A nadie extraña que, según el último sondeo del CIS, la segunda preocupación de los españoles sean los partidos, los políticos y la política en general: no cabe duda de que sobran los motivos. Lo que no tengo tan claro es si la disociación entre electores y elegidos es tan concluyente como sugiere el citado Barómetro. Sobre todo, si tenemos en cuenta que la campaña del 28A no se distinguió precisamente por su carácter constructivo: tanto PP como UP basaron sus estrategias en convencer a los electores, de uno y otro signo, de que Sánchez y Rivera cometerían la imperdonable felonía ¡¡de pactar!! "Grave acusación" de la que estos se defendieron con uñas y dientes. Es razonable pensar que los dirigentes políticos crean que la masiva participación electoral se debió, en buena medida, al carácter belicoso de sus mensajes. Los electores votan lo que les parece (faltaría más) y son los elegidos los que tienen que saber gestionar el capital de votos recibidos. Pero también cabe atribuir al derecho al voto una cierta responsabilidad democrática sobre las consecuencias que se deriven de su ejercicio.

Sin embargo, las cosas no siempre son lo que parecen, y menos en política. Hace unos días leí una entrevista con Nicholas Negroponte en la que se le preguntaba sobre el papel de internet en la crisis de las democracias. El fundador del prestigioso MIT Media Lab negaba tal relación, afirmando que el triunfo de Trump se debía a que la ciudadanía no se sentía representada por los partidos tradicionales.
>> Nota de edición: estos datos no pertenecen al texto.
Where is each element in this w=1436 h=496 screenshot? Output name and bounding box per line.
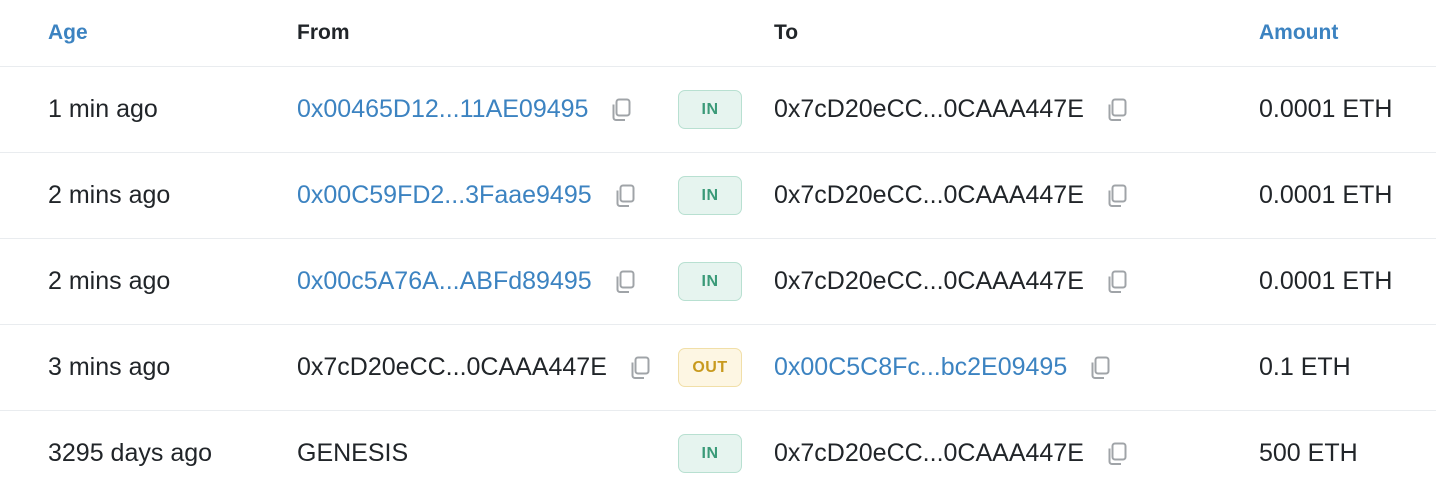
to-address-link[interactable]: 0x00C5C8Fc...bc2E09495	[774, 353, 1067, 382]
copy-icon[interactable]	[629, 356, 651, 380]
from-address: 0x7cD20eCC...0CAAA447E	[297, 353, 607, 381]
table-row: 3295 days ago GENESIS IN 0x7cD20eCC...0C…	[0, 411, 1436, 496]
amount-cell: 0.0001 ETH	[1259, 181, 1393, 209]
from-genesis: GENESIS	[297, 439, 409, 467]
to-address: 0x7cD20eCC...0CAAA447E	[774, 267, 1084, 295]
direction-cell: IN	[678, 239, 742, 324]
amount-cell: 0.0001 ETH	[1259, 267, 1393, 295]
table-header: Age From To Amount	[0, 0, 1436, 67]
from-address-link[interactable]: 0x00465D12...11AE09495	[297, 95, 588, 124]
from-cell: 0x00C59FD2...3Faae9495	[297, 153, 636, 238]
column-header-from: From	[297, 21, 350, 44]
direction-badge-out: OUT	[678, 348, 742, 387]
to-cell: 0x7cD20eCC...0CAAA447E	[774, 67, 1128, 152]
copy-icon[interactable]	[614, 270, 636, 294]
direction-cell: IN	[678, 411, 742, 496]
copy-icon[interactable]	[1089, 356, 1111, 380]
copy-icon[interactable]	[1106, 98, 1128, 122]
to-cell: 0x7cD20eCC...0CAAA447E	[774, 411, 1128, 496]
copy-icon[interactable]	[1106, 184, 1128, 208]
to-address: 0x7cD20eCC...0CAAA447E	[774, 181, 1084, 209]
from-address-link[interactable]: 0x00C59FD2...3Faae9495	[297, 181, 592, 210]
direction-cell: OUT	[678, 325, 742, 410]
copy-icon[interactable]	[614, 184, 636, 208]
direction-badge-in: IN	[678, 434, 742, 473]
to-cell: 0x7cD20eCC...0CAAA447E	[774, 239, 1128, 324]
to-cell: 0x00C5C8Fc...bc2E09495	[774, 325, 1111, 410]
age-cell: 3295 days ago	[48, 439, 213, 467]
table-row: 2 mins ago 0x00c5A76A...ABFd89495 IN 0x7…	[0, 239, 1436, 325]
age-cell: 3 mins ago	[48, 353, 171, 381]
copy-icon[interactable]	[1106, 270, 1128, 294]
age-cell: 2 mins ago	[48, 267, 171, 295]
from-cell: 0x00c5A76A...ABFd89495	[297, 239, 636, 324]
table-row: 2 mins ago 0x00C59FD2...3Faae9495 IN 0x7…	[0, 153, 1436, 239]
column-header-amount[interactable]: Amount	[1259, 0, 1338, 66]
to-cell: 0x7cD20eCC...0CAAA447E	[774, 153, 1128, 238]
transactions-table: Age From To Amount 1 min ago 0x00465D12.…	[0, 0, 1436, 496]
age-cell: 2 mins ago	[48, 181, 171, 209]
direction-cell: IN	[678, 67, 742, 152]
amount-cell: 500 ETH	[1259, 439, 1358, 467]
table-row: 1 min ago 0x00465D12...11AE09495 IN 0x7c…	[0, 67, 1436, 153]
column-header-age[interactable]: Age	[48, 0, 88, 66]
direction-cell: IN	[678, 153, 742, 238]
amount-cell: 0.1 ETH	[1259, 353, 1351, 381]
amount-cell: 0.0001 ETH	[1259, 95, 1393, 123]
from-cell: 0x7cD20eCC...0CAAA447E	[297, 325, 651, 410]
to-address: 0x7cD20eCC...0CAAA447E	[774, 95, 1084, 123]
from-cell: GENESIS	[297, 411, 408, 496]
from-cell: 0x00465D12...11AE09495	[297, 67, 632, 152]
copy-icon[interactable]	[1106, 442, 1128, 466]
column-header-to: To	[774, 21, 799, 44]
age-cell: 1 min ago	[48, 95, 158, 123]
table-row: 3 mins ago 0x7cD20eCC...0CAAA447E OUT 0x…	[0, 325, 1436, 411]
direction-badge-in: IN	[678, 90, 742, 129]
direction-badge-in: IN	[678, 176, 742, 215]
direction-badge-in: IN	[678, 262, 742, 301]
from-address-link[interactable]: 0x00c5A76A...ABFd89495	[297, 267, 592, 296]
copy-icon[interactable]	[610, 98, 632, 122]
to-address: 0x7cD20eCC...0CAAA447E	[774, 439, 1084, 467]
Hasta ahí todo bien, es la explicación canónica. Pero si las políticas del presidente están dirigidas a bajar los impuestos, desregular el sistema financiero y acabar con todas las medidas sociales (a favorecer, en definitiva, a la minoría más rica) ¿cómo interpretar que tenga casi asegurada la reelección si buena parte de su legión de electores la componen los perdedores de la crisis? Si bien es cierto que hay un problema de legitimidad, éste parece, más que una causa, la consecuencia de un fenómeno más preocupante. Sea por una u otra razón, las democracias están en peligro y deberíamos buscar el remedio en lugar de empeñarnos en agravar el mal, como sugiere el Barómetro del CIS. Sobre todo, porque esa desafección no proviene de la dificultad de la política para abordar los grandes problemas, sino de la incapacidad de los partidos para alcanzar lo mínimo exigible: formar gobierno después de unas elecciones.